Dans la patronymie élaborée et transcrite par l’administration coloniale française, nous retrouvons une diversité de schèmes (modes) de construction de l’anthroponymie algérienne traditionnelle fondée essentiellement sur un mode patrilinéaire (Yermeche, 2008). Toutefois, nous relevons une catégorie patronymique à base de surnoms faunique, floristique, d’objets, de qualifications physiques ou morales et autres (Yermeche, 2008). Ce qui n’est pas totalement surprenant, connaissant la tendance de nos congénères à attribuer des surnoms descriptifs ou qualificatifs à leurs prochains (Yermeche, 2002). L’autre caractéristique de ces surnoms est celle qui consiste à identifier l’individu par l’activité exercée (Yermeche, 2008). Notre société traditionnelle du 19ème siècle était fondée essentiellement sur des activités artisanales en milieu citadin et agraires en milieu rural. Dans les habitudes dénominatives des Algériens de l’époque et encore aujourd’hui d’ailleurs, la dénomination des personnes par le surnom en général et le surnom professionnel en particulier est largement répandu (Yermeche, 2008). La place qu’occupe la pratique professionnelle dans la vie de l’individu est tellement importante qu’elle finit par devenir une composante de son identité onomastique (Yermeche, 2008). Ainsi, le patronyme algérien ayant été instauré au 19ème siècle, le surnom de métier, utilisé jusque-là à l’oral, s’est cristallisé dans les registres d’état civil, avec l’instauration du mode patronymique (loi du 28 mars 1882) par l’administration coloniale en tant que nom héréditaire (Yermeche, 2008).
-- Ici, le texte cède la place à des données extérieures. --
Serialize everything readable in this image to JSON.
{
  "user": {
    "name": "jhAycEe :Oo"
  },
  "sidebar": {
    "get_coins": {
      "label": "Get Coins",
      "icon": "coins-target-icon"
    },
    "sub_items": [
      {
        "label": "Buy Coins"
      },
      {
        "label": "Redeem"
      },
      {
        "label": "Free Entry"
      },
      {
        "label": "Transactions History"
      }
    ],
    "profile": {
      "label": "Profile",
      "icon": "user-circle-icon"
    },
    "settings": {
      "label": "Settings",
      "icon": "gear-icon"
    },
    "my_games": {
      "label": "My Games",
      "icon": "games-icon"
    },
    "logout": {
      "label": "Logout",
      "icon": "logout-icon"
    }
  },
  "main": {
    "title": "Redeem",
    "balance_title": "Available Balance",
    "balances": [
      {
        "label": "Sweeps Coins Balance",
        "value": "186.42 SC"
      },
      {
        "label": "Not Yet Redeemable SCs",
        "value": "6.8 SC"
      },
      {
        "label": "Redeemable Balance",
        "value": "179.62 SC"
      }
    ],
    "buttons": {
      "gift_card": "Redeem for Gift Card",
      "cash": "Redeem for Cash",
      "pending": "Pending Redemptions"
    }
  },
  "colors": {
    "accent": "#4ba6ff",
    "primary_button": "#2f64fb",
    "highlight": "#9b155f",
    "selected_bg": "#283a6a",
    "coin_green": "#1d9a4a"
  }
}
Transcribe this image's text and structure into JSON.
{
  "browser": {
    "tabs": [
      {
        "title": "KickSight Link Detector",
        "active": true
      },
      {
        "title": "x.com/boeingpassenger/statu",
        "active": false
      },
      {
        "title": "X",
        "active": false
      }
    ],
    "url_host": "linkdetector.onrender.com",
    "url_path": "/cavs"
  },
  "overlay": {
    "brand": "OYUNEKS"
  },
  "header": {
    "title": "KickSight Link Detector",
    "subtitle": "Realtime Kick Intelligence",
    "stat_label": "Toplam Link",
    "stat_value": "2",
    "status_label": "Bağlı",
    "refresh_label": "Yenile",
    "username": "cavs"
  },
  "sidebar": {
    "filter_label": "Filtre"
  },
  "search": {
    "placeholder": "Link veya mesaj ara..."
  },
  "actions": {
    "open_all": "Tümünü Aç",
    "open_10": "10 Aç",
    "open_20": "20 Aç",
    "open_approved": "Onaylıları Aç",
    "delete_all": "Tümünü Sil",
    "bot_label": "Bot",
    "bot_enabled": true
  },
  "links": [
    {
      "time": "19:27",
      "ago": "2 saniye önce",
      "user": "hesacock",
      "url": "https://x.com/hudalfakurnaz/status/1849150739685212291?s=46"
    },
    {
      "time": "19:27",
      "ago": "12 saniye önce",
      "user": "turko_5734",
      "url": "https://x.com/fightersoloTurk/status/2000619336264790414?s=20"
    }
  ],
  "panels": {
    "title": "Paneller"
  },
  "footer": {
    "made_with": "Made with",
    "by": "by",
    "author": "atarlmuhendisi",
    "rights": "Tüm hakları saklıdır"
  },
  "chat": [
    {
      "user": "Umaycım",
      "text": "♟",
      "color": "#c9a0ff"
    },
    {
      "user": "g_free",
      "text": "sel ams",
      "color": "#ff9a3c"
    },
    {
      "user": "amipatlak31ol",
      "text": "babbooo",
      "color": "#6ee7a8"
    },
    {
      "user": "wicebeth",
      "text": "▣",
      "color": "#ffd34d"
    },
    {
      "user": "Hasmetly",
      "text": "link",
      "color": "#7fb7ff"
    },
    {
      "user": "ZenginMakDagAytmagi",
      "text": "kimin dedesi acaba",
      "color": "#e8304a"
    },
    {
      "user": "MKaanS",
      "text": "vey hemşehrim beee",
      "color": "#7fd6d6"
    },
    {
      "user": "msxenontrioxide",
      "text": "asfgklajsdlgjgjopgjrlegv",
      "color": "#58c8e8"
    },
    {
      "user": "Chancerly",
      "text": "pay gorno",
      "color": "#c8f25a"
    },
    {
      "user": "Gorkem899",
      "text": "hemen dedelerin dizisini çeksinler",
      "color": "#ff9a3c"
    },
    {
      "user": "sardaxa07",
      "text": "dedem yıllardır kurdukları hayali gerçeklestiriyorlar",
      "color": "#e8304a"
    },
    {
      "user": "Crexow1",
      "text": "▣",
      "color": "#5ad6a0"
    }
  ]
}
Le surnom héréditaire (Billy, 1994), attribué par le voisinage de proximité, va ainsi se fixer dans le patronyme, même après la cessation de la pratique par le nommé ou la disparition de l’activité. Ces surnoms qualifiants vont se transmettre aux descendants qui vont porter le surnom de leur père.

Après l’indépendance de l’Algérie, le programme socioéconomique de Houari Boumedienne basé sur le tryptique (révolution agraire, industrielle et culturelle) et l’absence de politique touristique constituent des facteurs favorisants de la réorganisation et de la restructuration de la division du travail sans pour autant bouleverser les dénominations anthroponymiques, lesquelles ne disparaissent qu’avec l’extinction de la lignée mâle. Ainsi, les patronymes à base de noms d’artisans et de petits commerces, témoins des occupations et des métiers de nos ancêtres, continuent à vivre grâce à la transmission générationnelle.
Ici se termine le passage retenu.